If you miss your originating flight, the rest of your trip will be a series of encounters with the Underworld.
Admittedly, I failed to allow adequate time. Bottom line: we missed our flight out on 03 April. I called Northwest’s reservation center from the airport. I was told there were no more flights available that day, on any airline. Mind you, this is 10 o’clock in the morning, flying from Detroit to San Juan, Puerto Rico. Anyway, a flight was booked for the following day. Never mind that each ticket suffered a $150 “change” penalty, plus a rate increase of $526.50. First lesson: it’s costly to miss your flight!
After checking my email, the new itinerary somehow missed the first leg of the return trip. How could I board a plane in Atlanta if I never left San Juan? Isn’t this common sense? Anther call to Northest to get this piece fixed. A new itinerary shows up in email and it looks like a round trip. Silly me; I figure I’m good at this point.
Fat, dumb, and happy, I enjoy my week in Puerto Rico—6 different beaches in 6 days, lows in the 70s and highs near 90, missed the snow back in Michigan. Then, I show up at the airport and Mr. A. Lugo has to do a lot of computer work to come up with my tickets. Granted, some of this has to do with the Northwest-Delta merger, but I’m sure there’s a residual effect from the first missed flight. He needed my original boarding pass from a week earlier to get us on the plane. We check our bags and take our seats for that flight to Atlanta to catch the second leg to Indianapolis. Why Indianapolis, you wonder? Me too—maybe Delta doesn’t fly direct from its hub in Atlanta to subsidiary Northwest’s hub in Detroit.
In Atlanta, the boarding passes issued in San Juan that morning get new seat assignments. No big deal, right? Well, the same thing happens in Indianapolis and that annoys me a little. This flight is too short for beverage service, so all we get is water. No problem; we had beverages and complimentary peanuts on the previous flights. What a surprise the return of “free” peanuts was. Still, I’d rather have to buy snacks and not pay for that first checked bag. By definition, air travel implies a need for stuff at the other end, which means luggage. To beat the fee, people now bring on carryons that are almost big enough to require being motorized. Did I say I don’t like flying anymore?
Arriving in Detroit, the plane drops us at the far end of Concourse B. We’ve got to go to the center, then down to go under the apron, back up into Concourse A, then down again to baggage claim. To get to the shuttles from baggage claim, you’ve got to go back up again, take the skyway to the parking garage, and go back down again. What a hairbrained design. Oh, and our luggage carousel is the farthest one from our gate. Once the sign changed to read “complete” and the carousel stopped moving, I knew there was a problem. We were missing both suitcases, despite paying $15 for each of them. A walk 7 carousels back, just past the center to “baggage services” yields the information that my suitcase—with my car keys—is on it’s way to Minneapolis, another Northwest hub. My daughter’s never scanned, so maybe it’s still in San Juan! Turns out, however, both bags went to Minneapolis and were delivered to us the next day. Second lesson: don’t pack your keys in your checked luggage.
Delta and Northwest’s merger seems not to be going so smoothly.
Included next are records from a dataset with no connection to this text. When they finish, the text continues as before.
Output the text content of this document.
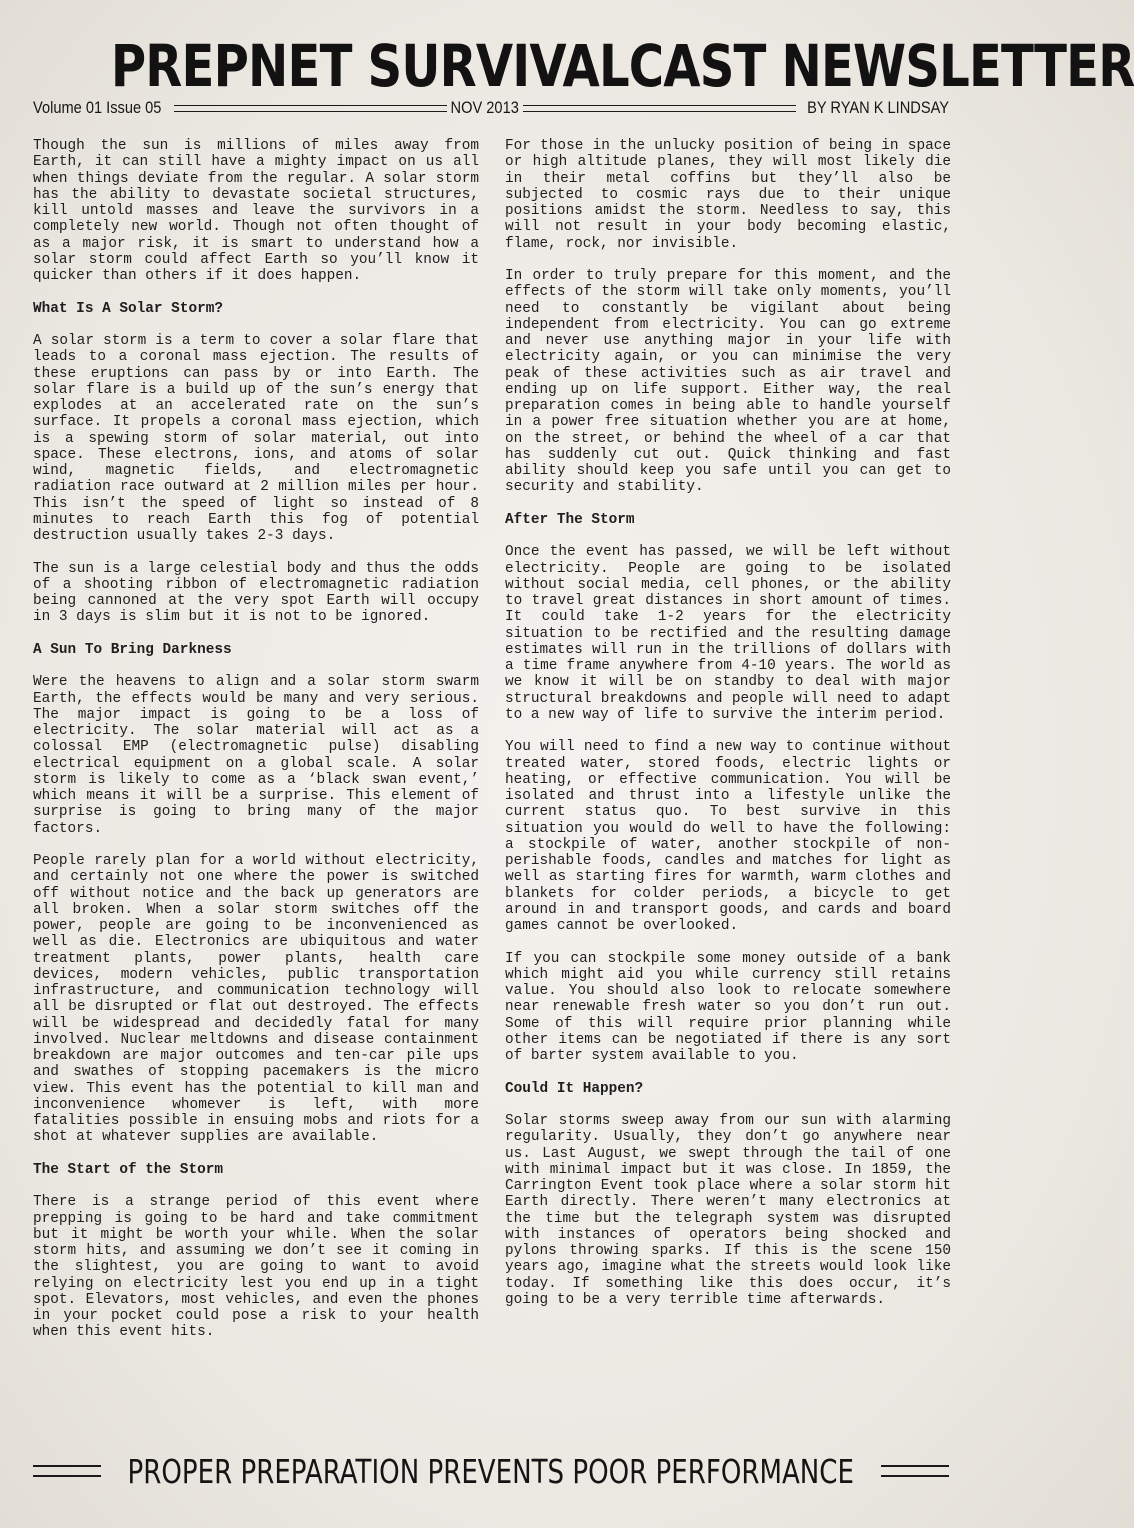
PREPNET SURVIVALCAST NEWSLETTER
Volume 01 Issue 05	NOV 2013	BY RYAN K LINDSAY

Though the sun is millions of miles away from Earth, it can still have a mighty impact on us all when things deviate from the regular. A solar storm has the ability to devastate societal structures, kill untold masses and leave the survivors in a completely new world. Though not often thought of as a major risk, it is smart to understand how a solar storm could affect Earth so you’ll know it quicker than others if it does happen.

What Is A Solar Storm?

A solar storm is a term to cover a solar flare that leads to a coronal mass ejection. The results of these eruptions can pass by or into Earth. The solar flare is a build up of the sun’s energy that explodes at an accelerated rate on the sun’s surface. It propels a coronal mass ejection, which is a spewing storm of solar material, out into space. These electrons, ions, and atoms of solar wind, magnetic fields, and electromagnetic radiation race outward at 2 million miles per hour. This isn’t the speed of light so instead of 8 minutes to reach Earth this fog of potential destruction usually takes 2-3 days.

The sun is a large celestial body and thus the odds of a shooting ribbon of electromagnetic radiation being cannoned at the very spot Earth will occupy in 3 days is slim but it is not to be ignored.

A Sun To Bring Darkness

Were the heavens to align and a solar storm swarm Earth, the effects would be many and very serious. The major impact is going to be a loss of electricity. The solar material will act as a colossal EMP (electromagnetic pulse) disabling electrical equipment on a global scale. A solar storm is likely to come as a ‘black swan event,’ which means it will be a surprise. This element of surprise is going to bring many of the major factors.

People rarely plan for a world without electricity, and certainly not one where the power is switched off without notice and the back up generators are all broken. When a solar storm switches off the power, people are going to be inconvenienced as well as die. Electronics are ubiquitous and water treatment plants, power plants, health care devices, modern vehicles, public transportation infrastructure, and communication technology will all be disrupted or flat out destroyed. The effects will be widespread and decidedly fatal for many involved. Nuclear meltdowns and disease containment breakdown are major outcomes and ten-car pile ups and swathes of stopping pacemakers is the micro view. This event has the potential to kill man and inconvenience whomever is left, with more fatalities possible in ensuing mobs and riots for a shot at whatever supplies are available.

The Start of the Storm

There is a strange period of this event where prepping is going to be hard and take commitment but it might be worth your while. When the solar storm hits, and assuming we don’t see it coming in the slightest, you are going to want to avoid relying on electricity lest you end up in a tight spot. Elevators, most vehicles, and even the phones in your pocket could pose a risk to your health when this event hits.

For those in the unlucky position of being in space or high altitude planes, they will most likely die in their metal coffins but they’ll also be subjected to cosmic rays due to their unique positions amidst the storm. Needless to say, this will not result in your body becoming elastic, flame, rock, nor invisible.

In order to truly prepare for this moment, and the effects of the storm will take only moments, you’ll need to constantly be vigilant about being independent from electricity. You can go extreme and never use anything major in your life with electricity again, or you can minimise the very peak of these activities such as air travel and ending up on life support. Either way, the real preparation comes in being able to handle yourself in a power free situation whether you are at home, on the street, or behind the wheel of a car that has suddenly cut out. Quick thinking and fast ability should keep you safe until you can get to security and stability.

After The Storm

Once the event has passed, we will be left without electricity. People are going to be isolated without social media, cell phones, or the ability to travel great distances in short amount of times. It could take 1-2 years for the electricity situation to be rectified and the resulting damage estimates will run in the trillions of dollars with a time frame anywhere from 4-10 years. The world as we know it will be on standby to deal with major structural breakdowns and people will need to adapt to a new way of life to survive the interim period.

You will need to find a new way to continue without treated water, stored foods, electric lights or heating, or effective communication. You will be isolated and thrust into a lifestyle unlike the current status quo. To best survive in this situation you would do well to have the following: a stockpile of water, another stockpile of non-perishable foods, candles and matches for light as well as starting fires for warmth, warm clothes and blankets for colder periods, a bicycle to get around in and transport goods, and cards and board games cannot be overlooked.

If you can stockpile some money outside of a bank which might aid you while currency still retains value. You should also look to relocate somewhere near renewable fresh water so you don’t run out. Some of this will require prior planning while other items can be negotiated if there is any sort of barter system available to you.

Could It Happen?

Solar storms sweep away from our sun with alarming regularity. Usually, they don’t go anywhere near us. Last August, we swept through the tail of one with minimal impact but it was close. In 1859, the Carrington Event took place where a solar storm hit Earth directly. There weren’t many electronics at the time but the telegraph system was disrupted with instances of operators being shocked and pylons throwing sparks. If this is the scene 150 years ago, imagine what the streets would look like today. If something like this does occur, it’s going to be a very terrible time afterwards.

PROPER PREPARATION PREVENTS POOR PERFORMANCE
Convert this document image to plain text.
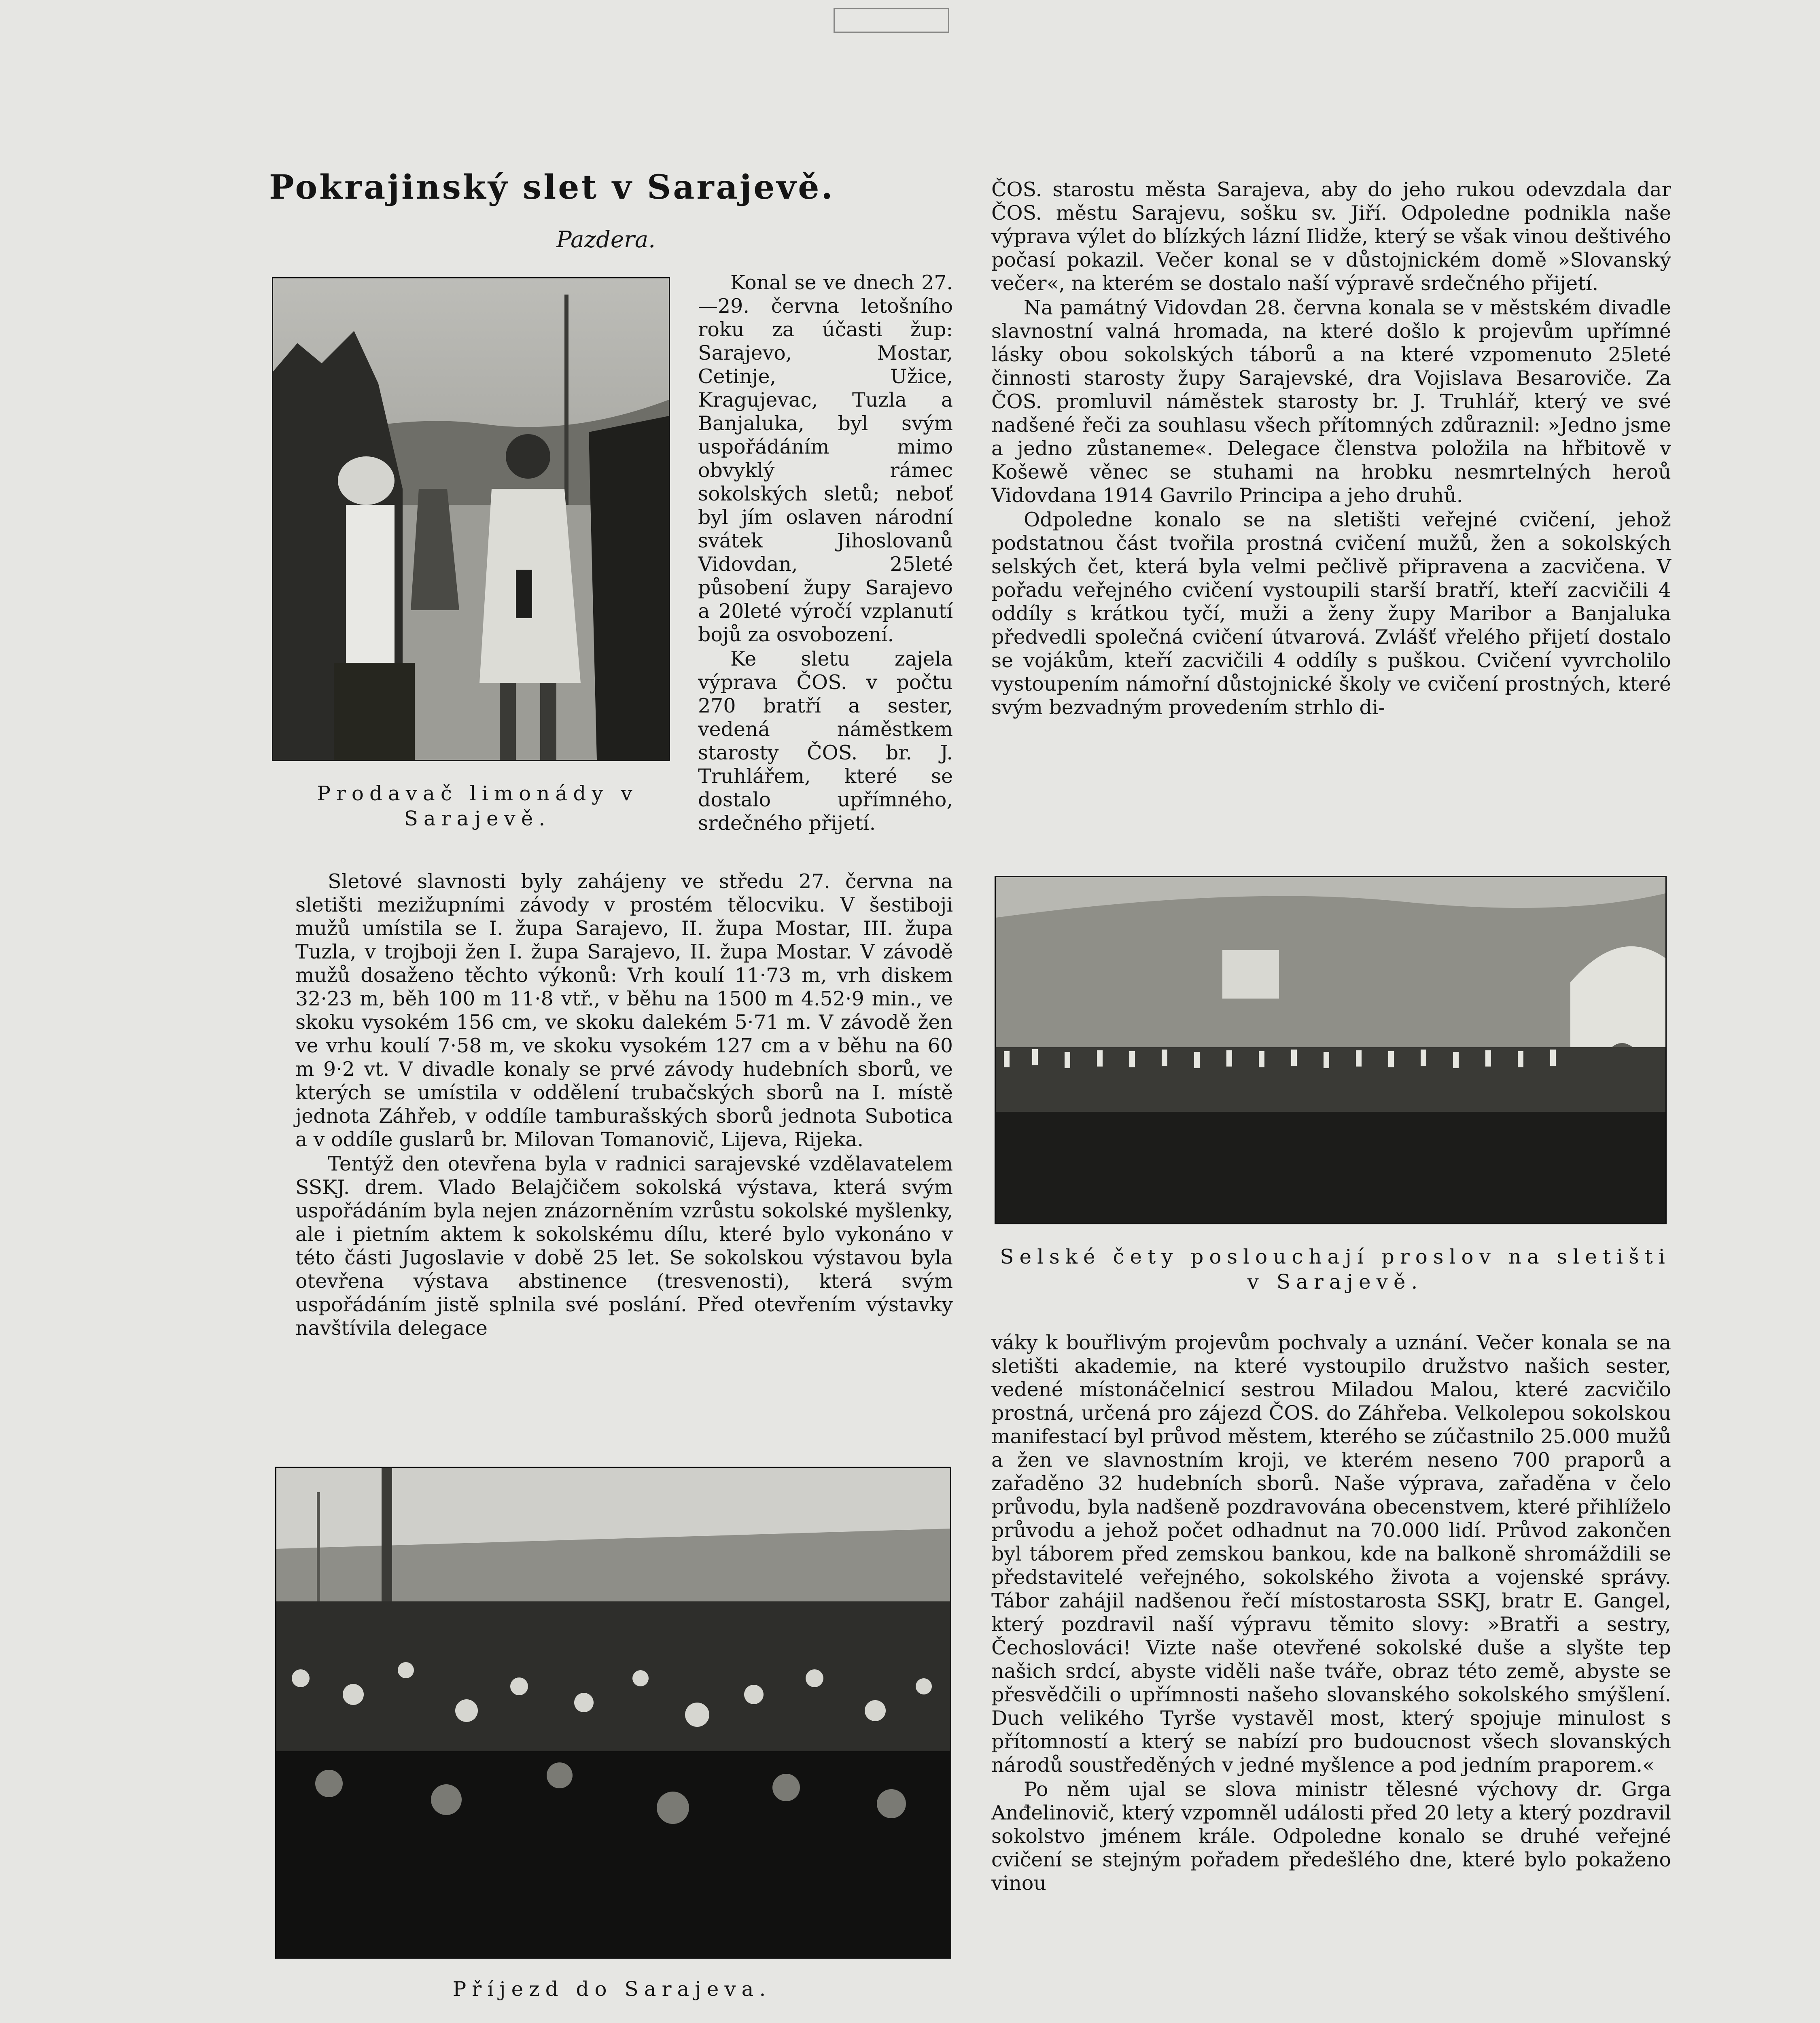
Pokrajinský slet v Sarajevě.
Pazdera.
Prodavač limonády v Sarajevě.

Konal se ve dnech 27.—29. června letošního roku za účasti žup: Sarajevo, Mostar, Cetinje, Užice, Kragujevac, Tuzla a Banjaluka, byl svým uspořádáním mimo obvyklý rámec sokolských sletů; neboť byl jím oslaven národní svátek Jihoslovanů Vidovdan, 25leté působení župy Sarajevo a 20leté výročí vzplanutí bojů za osvobození.

Ke sletu zajela výprava ČOS. v počtu 270 bratří a sester, vedená náměstkem starosty ČOS. br. J. Truhlářem, které se dostalo upřímného, srdečného přijetí.

Sletové slavnosti byly zahájeny ve středu 27. června na sletišti mezižupními závody v prostém tělocviku. V šestiboji mužů umístila se I. župa Sarajevo, II. župa Mostar, III. župa Tuzla, v trojboji žen I. župa Sarajevo, II. župa Mostar. V závodě mužů dosaženo těchto výkonů: Vrh koulí 11·73 m, vrh diskem 32·23 m, běh 100 m 11·8 vtř., v běhu na 1500 m 4.52·9 min., ve skoku vysokém 156 cm, ve skoku dalekém 5·71 m. V závodě žen ve vrhu koulí 7·58 m, ve skoku vysokém 127 cm a v běhu na 60 m 9·2 vt. V divadle konaly se prvé závody hudebních sborů, ve kterých se umístila v oddělení trubačských sborů na I. místě jednota Záhřeb, v oddíle tamburašských sborů jednota Subotica a v oddíle guslarů br. Milovan Tomanovič, Lijeva, Rijeka.

Tentýž den otevřena byla v radnici sarajevské vzdělavatelem SSKJ. drem. Vlado Belajčičem sokolská výstava, která svým uspořádáním byla nejen znázorněním vzrůstu sokolské myšlenky, ale i pietním aktem k sokolskému dílu, které bylo vykonáno v této části Jugoslavie v době 25 let. Se sokolskou výstavou byla otevřena výstava abstinence (tresvenosti), která svým uspořádáním jistě splnila své poslání. Před otevřením výstavky navštívila delegace

Příjezd do Sarajeva.

ČOS. starostu města Sarajeva, aby do jeho rukou odevzdala dar ČOS. městu Sarajevu, sošku sv. Jiří. Odpoledne podnikla naše výprava výlet do blízkých lázní Ilidže, který se však vinou deštivého počasí pokazil. Večer konal se v důstojnickém domě »Slovanský večer«, na kterém se dostalo naší výpravě srdečného přijetí.

Na památný Vidovdan 28. června konala se v městském divadle slavnostní valná hromada, na které došlo k projevům upřímné lásky obou sokolských táborů a na které vzpomenuto 25leté činnosti starosty župy Sarajevské, dra Vojislava Besaroviče. Za ČOS. promluvil náměstek starosty br. J. Truhlář, který ve své nadšené řeči za souhlasu všech přítomných zdůraznil: »Jedno jsme a jedno zůstaneme«. Delegace členstva položila na hřbitově v Košewě věnec se stuhami na hrobku nesmrtelných heroů Vidovdana 1914 Gavrilo Principa a jeho druhů.

Odpoledne konalo se na sletišti veřejné cvičení, jehož podstatnou část tvořila prostná cvičení mužů, žen a sokolských selských čet, která byla velmi pečlivě připravena a zacvičena. V pořadu veřejného cvičení vystoupili starší bratří, kteří zacvičili 4 oddíly s krátkou tyčí, muži a ženy župy Maribor a Banjaluka předvedli společná cvičení útvarová. Zvlášť vřelého přijetí dostalo se vojákům, kteří zacvičili 4 oddíly s puškou. Cvičení vyvrcholilo vystoupením námořní důstojnické školy ve cvičení prostných, které svým bezvadným provedením strhlo di-

Selské čety poslouchají proslov na sletišti v Sarajevě.

váky k bouřlivým projevům pochvaly a uznání. Večer konala se na sletišti akademie, na které vystoupilo družstvo našich sester, vedené místonáčelnicí sestrou Miladou Malou, které zacvičilo prostná, určená pro zájezd ČOS. do Záhřeba. Velkolepou sokolskou manifestací byl průvod městem, kterého se zúčastnilo 25.000 mužů a žen ve slavnostním kroji, ve kterém neseno 700 praporů a zařaděno 32 hudebních sborů. Naše výprava, zařaděna v čelo průvodu, byla nadšeně pozdravována obecenstvem, které přihlíželo průvodu a jehož počet odhadnut na 70.000 lidí. Průvod zakončen byl táborem před zemskou bankou, kde na balkoně shromáždili se představitelé veřejného, sokolského života a vojenské správy. Tábor zahájil nadšenou řečí místostarosta SSKJ, bratr E. Gangel, který pozdravil naší výpravu těmito slovy: »Bratři a sestry, Čechoslováci! Vizte naše otevřené sokolské duše a slyšte tep našich srdcí, abyste viděli naše tváře, obraz této země, abyste se přesvědčili o upřímnosti našeho slovanského sokolského smýšlení. Duch velikého Tyrše vystavěl most, který spojuje minulost s přítomností a který se nabízí pro budoucnost všech slovanských národů soustředěných v jedné myšlence a pod jedním praporem.«

Po něm ujal se slova ministr tělesné výchovy dr. Grga Anđelinovič, který vzpomněl události před 20 lety a který pozdravil sokolstvo jménem krále. Odpoledne konalo se druhé veřejné cvičení se stejným pořadem předešlého dne, které bylo pokaženo vinou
On our ride from the parking lot to the airport, a couple on the shuttle told us Delta had bumped them 3 days in a row and they only had 1 day left on their 4-day Disneyworld vacation. The airlines are still pretty much separate from a reservations perspective, although Delta’s Mr. Lugo was able to make the system spit out our tickets in San Juan. And while waiting to make my baggage claim, two people in front of me were looking for luggage from their re-booked Delta flights. The Delta baggage people had 70 some bags that hadn’t been scanned, but if the people’s luggage was at Delta, they’d have to come back to Northwest to file the claim since the Northwest flight was the last one. Oh, and I miss the Northwest red signage which has been replaced by blue Delta signs which also say “Now serving NWA”. How long til they start realizing savings after they repaint planes, field new flight attendant and crew uniforms, resolve other differences, and finally bring all their electronic systems together?